EFFORTS are underway to ease the fears of hundreds of residents who claim their homes are at risk of flooding.
Ever since heavy rains hit the region last September, homeowners in Dairy Lane, Houghton, have been demanding improvements to the estate to prevent the ongoing problems.
Residents claim poor drainage means there is nowhere for the floodwaters to go, and it is not unusual to see firefighters on the estate having to pump away excess water.
Now, they have met Bridget Phillipson, Houghton and Sunderland South MP, to discuss the problem.
Anne Bailes, 66, of Longacre, said: “My garage and garden were flooded, but it didn’t get into the house. The backstreet was all flooded as well, you couldn’t even get cars out.
“It just comes out of the drains. I’ve been here 20 years, my neighbour has been here for 40, and we’ve never seen flooding like this. There’s just nowhere for the water to go.
“The drainage is horrible here, the pipes are too small to hold all of the water.

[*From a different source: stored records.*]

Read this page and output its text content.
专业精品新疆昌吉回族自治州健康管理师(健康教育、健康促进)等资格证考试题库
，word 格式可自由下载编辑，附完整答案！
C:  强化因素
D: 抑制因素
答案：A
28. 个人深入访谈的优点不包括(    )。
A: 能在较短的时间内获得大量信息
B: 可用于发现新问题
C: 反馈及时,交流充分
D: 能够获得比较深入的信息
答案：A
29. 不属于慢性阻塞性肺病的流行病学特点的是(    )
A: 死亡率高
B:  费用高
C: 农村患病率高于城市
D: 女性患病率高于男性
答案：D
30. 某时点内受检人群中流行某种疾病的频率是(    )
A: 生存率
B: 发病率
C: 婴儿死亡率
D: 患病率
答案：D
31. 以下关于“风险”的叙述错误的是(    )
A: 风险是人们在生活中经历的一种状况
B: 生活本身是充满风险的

“The fire brigade sometimes come down to pump away the water, but most people here have their own pumps now. For the first time in September, it came over the front step. It just happens so quick.
“Last weekend it was really frightening, next door were nearly flooded out again, but it’s happened that many times now. Everyone just panics now when it rains.

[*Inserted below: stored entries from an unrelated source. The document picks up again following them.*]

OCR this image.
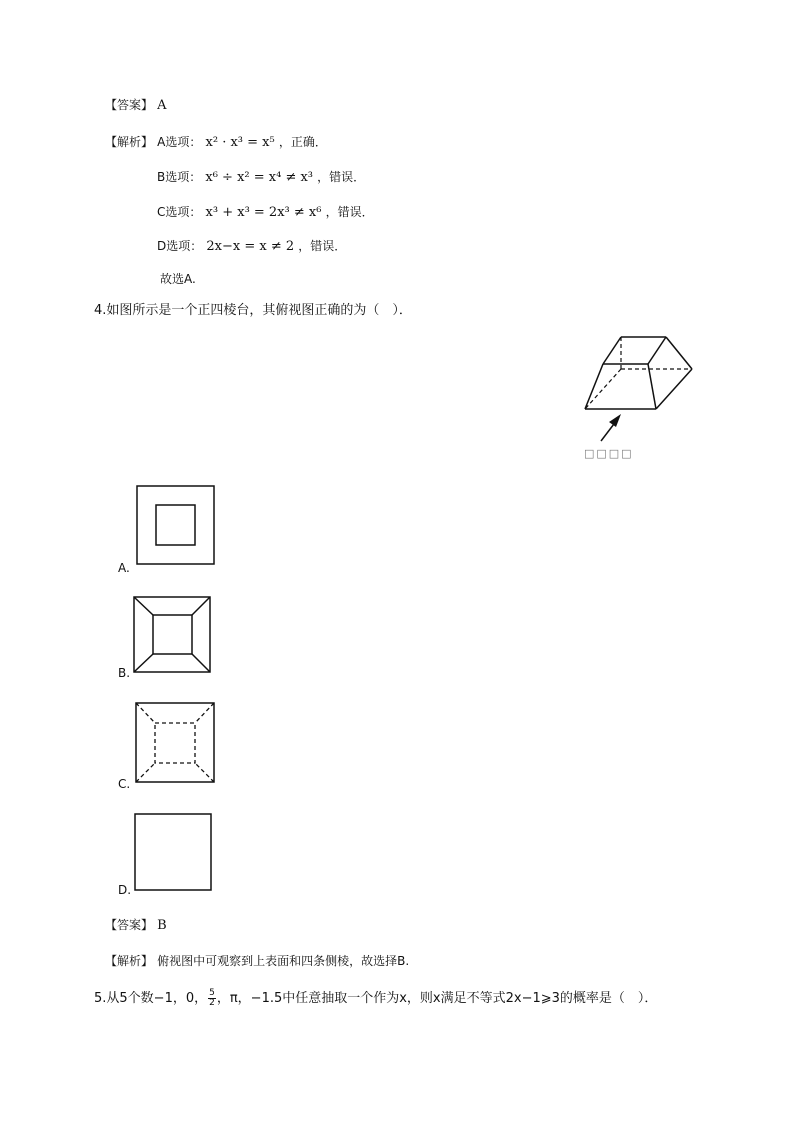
【答案】 A
【解析】 A选项： x² · x³ = x⁵ ，正确．
B选项： x⁶ ÷ x² = x⁴ ≠ x³ ，错误．
C选项： x³ + x³ = 2x³ ≠ x⁶ ，错误．
D选项： 2x−x = x ≠ 2 ，错误．
故选A.
4.如图所示是一个正四棱台，其俯视图正确的为（　）．
□□□□
A.
B.
C.
D.
【答案】 B
【解析】 俯视图中可观察到上表面和四条侧棱，故选择B.
5.从5个数−1，0， $\frac{5}{2}$ ，π，−1.5中任意抽取一个作为x，则x满足不等式2x−1⩾3的概率是（　）．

“You just can’t sleep. I bought two floodgates to protect the house, one in the front and one for the conservatory.”
Ms Phillipson has been contacting agencies to see what efforts are underway to solve the problems.
She said: “Residents from Longacre and Airey’s Close, Dairy Lane came to see me to discuss the problems they have had with flooding in the homes and gardens.
“I fully appreciate how distressing it is to have your home flooded, and understand the difficulties the residents have experienced.
“Unfortunately, the cause of flooding in the Dairy Lane area is not straightforward and, therefore, it is essential that the agencies with responsibility for reducing the flood risk to these properties are working closely together.”
Ms Phillipson says she is aware this is an ongoing problem that has yet to be resolved.
She added: “I’m disappointed some residents have again experienced flooding, but I know the agencies are working together to reduce any future risk.” Mike Madine, Northumbrian Water’s sewerage manager, said: “It is vital that a partnership approach to reduce flooding in this area is taken, and we want to assure residents that we have been working closely with the Environment Agency and Sunderland City Council.
“Since September 2012, we have carried out extensive CCTV surveys in this area, cleansed part of our sewer network and carried out work to increase the speed that surface water is released from our surface water sewer into Moors Burn by the installation of a new flap valve in times of heavy rainfall.
“We are currently carrying out a detailed study to understand how our sewer network in this area copes in different weather conditions. The results of this study, due at the beginning of September, will determine our next actions.”
Marie Fallon, area manager for the North East branch of the Environment Agency, said: “There is further investigations needed at Dairy Lane but we are working with Northumbrian Water to look into this.
“The problems relate to the sewers and field drains. Some work has taken place already. However, it is quite a complex issue. The rain last week showed the work that has so far taken place is working. We are currently waiting for Northumbrian Water to finish their investigation works.”